For Robin Cavendish (Andrew Garfield), life was peaches and cream, especially once Diana Blacker (Claire Foy) came into the picture. The two met at a croquet match and after a brief montage that doesn't allow the viewer to properly process how or why these two would work together as a couple, they're married! No wait, they're also expecting a child! Lots of stuff is happening in these opening scenes. Something else tremendous occurs for the couple when Robin is stricken by polio, which leaves him permanently paralyzed from the neck down. Now a guy who was previously all about doing exotic traveling and parties is confined to a hospital bed, a situation that has Robin convinced his life is over.


But dutiful wife Diana is not giving up on her husband and decides to get him out of the hospital and conscript Teddy Hall (Hugh Bonneville) to make a wheelchair that will allow Robin to get around with ease and ensure he has access to the oxygen tank he needs to survive. Everyone, including doctors at the hospital Robin stayed at for so many years, say such an invention is impossible, but Teddy isn't giving up and manages to make such a creation a reality. It's a remarkable invention that alters Robin's world and makes him wonder what else is possible for him and others with similar forms of paralysis.

Andy Serkis makes his directorial debut with Breathe and it's truly dumbfounding how a guy who's been on the cusp of cutting-edge acting techniques could also be the filmmaker behind such trite drivel as this biopic drama. William Nicholson's screenplay adapts the life of Robin Cavendish in a manner that's oh so stodgy and devoid of discernable humanity. The various characters in this story just don't act like human beings, they're all so polished and refined in their interactions it's like they're imitating those two overly polite Goofy Gophers from classic Looney Tunes cartoons. Is it any wonder then that Breathe utterly fails in creating a human being out of its real-life lead character?

Instead of rendering Robin Cavendish as a proper person, Breathe opts to just make him primarily a blank slate before a climactic speech given at a scientific summit allows Robin to garner further layers as a character by also becoming a mouthpiece for hackneyed platitudes about surviving, with one such platitude being eerily and distractingly close to a key line of dialogue from The Croods. You'd think ever since Simple Jack lampooned Hollywood's recurring trope of dehumanizing people with mental and/or physical handicaps in the name of hamfisted sentimentality that this kind of storytelling element would have become slightly less prevalent, but here comes Breathe trotting it out again to embarrassing results.

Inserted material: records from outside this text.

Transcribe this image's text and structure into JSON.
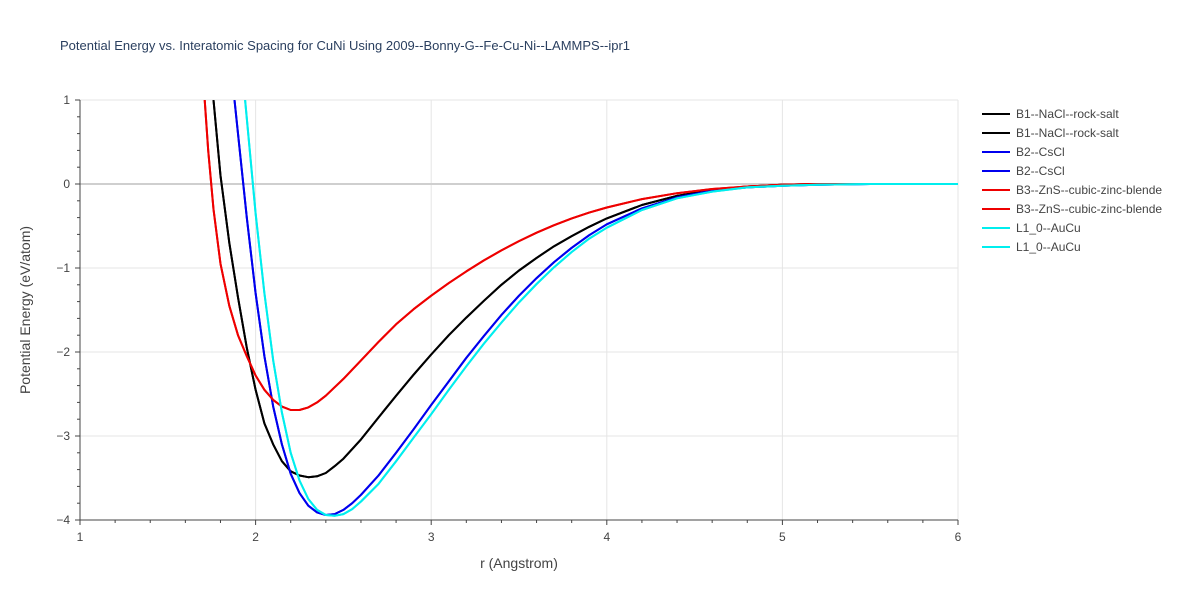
{
  "chart_data": {
    "type": "line",
    "title": "Potential Energy vs. Interatomic Spacing for CuNi Using 2009--Bonny-G--Fe-Cu-Ni--LAMMPS--ipr1",
    "xlabel": "r (Angstrom)",
    "ylabel": "Potential Energy (eV/atom)",
    "xlim": [
      1,
      6
    ],
    "ylim": [
      -4,
      1
    ],
    "x_ticks": [
      1,
      2,
      3,
      4,
      5,
      6
    ],
    "y_ticks": [
      1,
      0,
      -1,
      -2,
      -3,
      -4
    ],
    "x_tick_labels": [
      "1",
      "2",
      "3",
      "4",
      "5",
      "6"
    ],
    "y_tick_labels": [
      "1",
      "0",
      "−1",
      "−2",
      "−3",
      "−4"
    ],
    "grid": true,
    "legend_position": "right",
    "series": [
      {
        "name": "B1--NaCl--rock-salt",
        "color": "#000000",
        "x": [
          1.76,
          1.8,
          1.85,
          1.9,
          1.95,
          2.0,
          2.05,
          2.1,
          2.15,
          2.2,
          2.25,
          2.3,
          2.35,
          2.4,
          2.45,
          2.5,
          2.6,
          2.7,
          2.8,
          2.9,
          3.0,
          3.1,
          3.2,
          3.3,
          3.4,
          3.5,
          3.6,
          3.7,
          3.8,
          3.9,
          4.0,
          4.2,
          4.4,
          4.6,
          4.8,
          5.0,
          5.2,
          5.5,
          6.0
        ],
        "y": [
          1.0,
          0.1,
          -0.7,
          -1.35,
          -1.95,
          -2.45,
          -2.85,
          -3.1,
          -3.3,
          -3.42,
          -3.47,
          -3.49,
          -3.48,
          -3.44,
          -3.36,
          -3.27,
          -3.04,
          -2.78,
          -2.52,
          -2.27,
          -2.03,
          -1.8,
          -1.59,
          -1.39,
          -1.2,
          -1.03,
          -0.88,
          -0.74,
          -0.62,
          -0.51,
          -0.41,
          -0.25,
          -0.14,
          -0.07,
          -0.03,
          -0.01,
          0.0,
          0.0,
          0.0
        ]
      },
      {
        "name": "B1--NaCl--rock-salt",
        "color": "#000000",
        "x": [
          1.76,
          1.8,
          1.85,
          1.9,
          1.95,
          2.0,
          2.05,
          2.1,
          2.15,
          2.2,
          2.25,
          2.3,
          2.35,
          2.4,
          2.45,
          2.5,
          2.6,
          2.7,
          2.8,
          2.9,
          3.0,
          3.1,
          3.2,
          3.3,
          3.4,
          3.5,
          3.6,
          3.7,
          3.8,
          3.9,
          4.0,
          4.2,
          4.4,
          4.6,
          4.8,
          5.0,
          5.2,
          5.5,
          6.0
        ],
        "y": [
          1.0,
          0.1,
          -0.7,
          -1.35,
          -1.95,
          -2.45,
          -2.85,
          -3.1,
          -3.3,
          -3.42,
          -3.47,
          -3.49,
          -3.48,
          -3.44,
          -3.36,
          -3.27,
          -3.04,
          -2.78,
          -2.52,
          -2.27,
          -2.03,
          -1.8,
          -1.59,
          -1.39,
          -1.2,
          -1.03,
          -0.88,
          -0.74,
          -0.62,
          -0.51,
          -0.41,
          -0.25,
          -0.14,
          -0.07,
          -0.03,
          -0.01,
          0.0,
          0.0,
          0.0
        ]
      },
      {
        "name": "B2--CsCl",
        "color": "#0000ee",
        "x": [
          1.88,
          1.9,
          1.95,
          2.0,
          2.05,
          2.1,
          2.15,
          2.2,
          2.25,
          2.3,
          2.35,
          2.4,
          2.45,
          2.5,
          2.55,
          2.6,
          2.7,
          2.8,
          2.9,
          3.0,
          3.1,
          3.2,
          3.3,
          3.4,
          3.5,
          3.6,
          3.7,
          3.8,
          3.9,
          4.0,
          4.2,
          4.4,
          4.6,
          4.8,
          5.0,
          5.2,
          5.5,
          6.0
        ],
        "y": [
          1.0,
          0.6,
          -0.4,
          -1.3,
          -2.05,
          -2.65,
          -3.1,
          -3.45,
          -3.68,
          -3.83,
          -3.91,
          -3.94,
          -3.93,
          -3.88,
          -3.8,
          -3.7,
          -3.47,
          -3.2,
          -2.92,
          -2.63,
          -2.35,
          -2.07,
          -1.81,
          -1.56,
          -1.33,
          -1.12,
          -0.93,
          -0.76,
          -0.61,
          -0.48,
          -0.29,
          -0.16,
          -0.08,
          -0.04,
          -0.02,
          -0.01,
          0.0,
          0.0
        ]
      },
      {
        "name": "B2--CsCl",
        "color": "#0000ee",
        "x": [
          1.88,
          1.9,
          1.95,
          2.0,
          2.05,
          2.1,
          2.15,
          2.2,
          2.25,
          2.3,
          2.35,
          2.4,
          2.45,
          2.5,
          2.55,
          2.6,
          2.7,
          2.8,
          2.9,
          3.0,
          3.1,
          3.2,
          3.3,
          3.4,
          3.5,
          3.6,
          3.7,
          3.8,
          3.9,
          4.0,
          4.2,
          4.4,
          4.6,
          4.8,
          5.0,
          5.2,
          5.5,
          6.0
        ],
        "y": [
          1.0,
          0.6,
          -0.4,
          -1.3,
          -2.05,
          -2.65,
          -3.1,
          -3.45,
          -3.68,
          -3.83,
          -3.91,
          -3.94,
          -3.93,
          -3.88,
          -3.8,
          -3.7,
          -3.47,
          -3.2,
          -2.92,
          -2.63,
          -2.35,
          -2.07,
          -1.81,
          -1.56,
          -1.33,
          -1.12,
          -0.93,
          -0.76,
          -0.61,
          -0.48,
          -0.29,
          -0.16,
          -0.08,
          -0.04,
          -0.02,
          -0.01,
          0.0,
          0.0
        ]
      },
      {
        "name": "B3--ZnS--cubic-zinc-blende",
        "color": "#ee0000",
        "x": [
          1.71,
          1.73,
          1.76,
          1.8,
          1.85,
          1.9,
          1.95,
          2.0,
          2.05,
          2.1,
          2.15,
          2.2,
          2.25,
          2.3,
          2.35,
          2.4,
          2.5,
          2.6,
          2.7,
          2.8,
          2.9,
          3.0,
          3.1,
          3.2,
          3.3,
          3.4,
          3.5,
          3.6,
          3.7,
          3.8,
          3.9,
          4.0,
          4.2,
          4.4,
          4.6,
          4.8,
          5.0,
          5.2,
          5.5,
          6.0
        ],
        "y": [
          1.0,
          0.4,
          -0.3,
          -0.95,
          -1.45,
          -1.8,
          -2.05,
          -2.28,
          -2.45,
          -2.57,
          -2.65,
          -2.69,
          -2.69,
          -2.66,
          -2.6,
          -2.52,
          -2.32,
          -2.1,
          -1.88,
          -1.67,
          -1.49,
          -1.33,
          -1.18,
          -1.04,
          -0.91,
          -0.79,
          -0.68,
          -0.58,
          -0.49,
          -0.41,
          -0.34,
          -0.28,
          -0.18,
          -0.11,
          -0.06,
          -0.03,
          -0.01,
          0.0,
          0.0,
          0.0
        ]
      },
      {
        "name": "B3--ZnS--cubic-zinc-blende",
        "color": "#ee0000",
        "x": [
          1.71,
          1.73,
          1.76,
          1.8,
          1.85,
          1.9,
          1.95,
          2.0,
          2.05,
          2.1,
          2.15,
          2.2,
          2.25,
          2.3,
          2.35,
          2.4,
          2.5,
          2.6,
          2.7,
          2.8,
          2.9,
          3.0,
          3.1,
          3.2,
          3.3,
          3.4,
          3.5,
          3.6,
          3.7,
          3.8,
          3.9,
          4.0,
          4.2,
          4.4,
          4.6,
          4.8,
          5.0,
          5.2,
          5.5,
          6.0
        ],
        "y": [
          1.0,
          0.4,
          -0.3,
          -0.95,
          -1.45,
          -1.8,
          -2.05,
          -2.28,
          -2.45,
          -2.57,
          -2.65,
          -2.69,
          -2.69,
          -2.66,
          -2.6,
          -2.52,
          -2.32,
          -2.1,
          -1.88,
          -1.67,
          -1.49,
          -1.33,
          -1.18,
          -1.04,
          -0.91,
          -0.79,
          -0.68,
          -0.58,
          -0.49,
          -0.41,
          -0.34,
          -0.28,
          -0.18,
          -0.11,
          -0.06,
          -0.03,
          -0.01,
          0.0,
          0.0,
          0.0
        ]
      },
      {
        "name": "L1_0--AuCu",
        "color": "#00eeee",
        "x": [
          1.94,
          1.96,
          2.0,
          2.05,
          2.1,
          2.15,
          2.2,
          2.25,
          2.3,
          2.35,
          2.4,
          2.45,
          2.5,
          2.55,
          2.6,
          2.7,
          2.8,
          2.9,
          3.0,
          3.1,
          3.2,
          3.3,
          3.4,
          3.5,
          3.6,
          3.7,
          3.8,
          3.9,
          4.0,
          4.2,
          4.4,
          4.6,
          4.8,
          5.0,
          5.2,
          5.5,
          6.0
        ],
        "y": [
          1.0,
          0.55,
          -0.35,
          -1.3,
          -2.1,
          -2.72,
          -3.2,
          -3.53,
          -3.75,
          -3.88,
          -3.94,
          -3.95,
          -3.93,
          -3.87,
          -3.78,
          -3.57,
          -3.3,
          -3.02,
          -2.74,
          -2.45,
          -2.17,
          -1.9,
          -1.65,
          -1.41,
          -1.19,
          -0.99,
          -0.81,
          -0.65,
          -0.52,
          -0.31,
          -0.17,
          -0.09,
          -0.04,
          -0.02,
          -0.01,
          0.0,
          0.0
        ]
      },
      {
        "name": "L1_0--AuCu",
        "color": "#00eeee",
        "x": [
          1.94,
          1.96,
          2.0,
          2.05,
          2.1,
          2.15,
          2.2,
          2.25,
          2.3,
          2.35,
          2.4,
          2.45,
          2.5,
          2.55,
          2.6,
          2.7,
          2.8,
          2.9,
          3.0,
          3.1,
          3.2,
          3.3,
          3.4,
          3.5,
          3.6,
          3.7,
          3.8,
          3.9,
          4.0,
          4.2,
          4.4,
          4.6,
          4.8,
          5.0,
          5.2,
          5.5,
          6.0
        ],
        "y": [
          1.0,
          0.55,
          -0.35,
          -1.3,
          -2.1,
          -2.72,
          -3.2,
          -3.53,
          -3.75,
          -3.88,
          -3.94,
          -3.95,
          -3.93,
          -3.87,
          -3.78,
          -3.57,
          -3.3,
          -3.02,
          -2.74,
          -2.45,
          -2.17,
          -1.9,
          -1.65,
          -1.41,
          -1.19,
          -0.99,
          -0.81,
          -0.65,
          -0.52,
          -0.31,
          -0.17,
          -0.09,
          -0.04,
          -0.02,
          -0.01,
          0.0,
          0.0
        ]
      }
    ]
  }
}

The lack of depth given to Robin Cavendish means Andrew Garfield, the guy who made that Huckleberry Hound accent for his lead character in Hacksaw Ridge somehow work, is stuck with a nothing role that results in him giving handily his weakest dramatic performance ever while a similar lack of dimensions befalls the character's wife Diana, meaning Claire Foy gives a listless performance that's about as forgettable as the movie she inhabits. Even Tom Hollander as twins doesn't result in all that fun of a performance, the brief examples of the two engaging in some mild comedy (like trying to get a big bed up a staircase) just make the duo come off as a Thompson & Thompson knock-off.

As I said before, Andy Serkis is a guy who shows true blue innovation in his acting performances so I was astounded with how generic the direction in Breathe is, there's really nothing in the films visual approach that differentiates it from other similar recent period-era British biopics. The lack of any originality or even attempts at depth just sink the entire production, especially a climax that has Robin saying good-bye to some of his closest friends that's supposed to elicit tears but I was dumbfounded that the movie expected these various people we'd either never seen before or barely seen before were supposed to be Robin's best buddies. Exploring that avenue of Robin's life would have meant Breathe would have to treat its protagonist like an actual person though and that's just not something the film is interested in.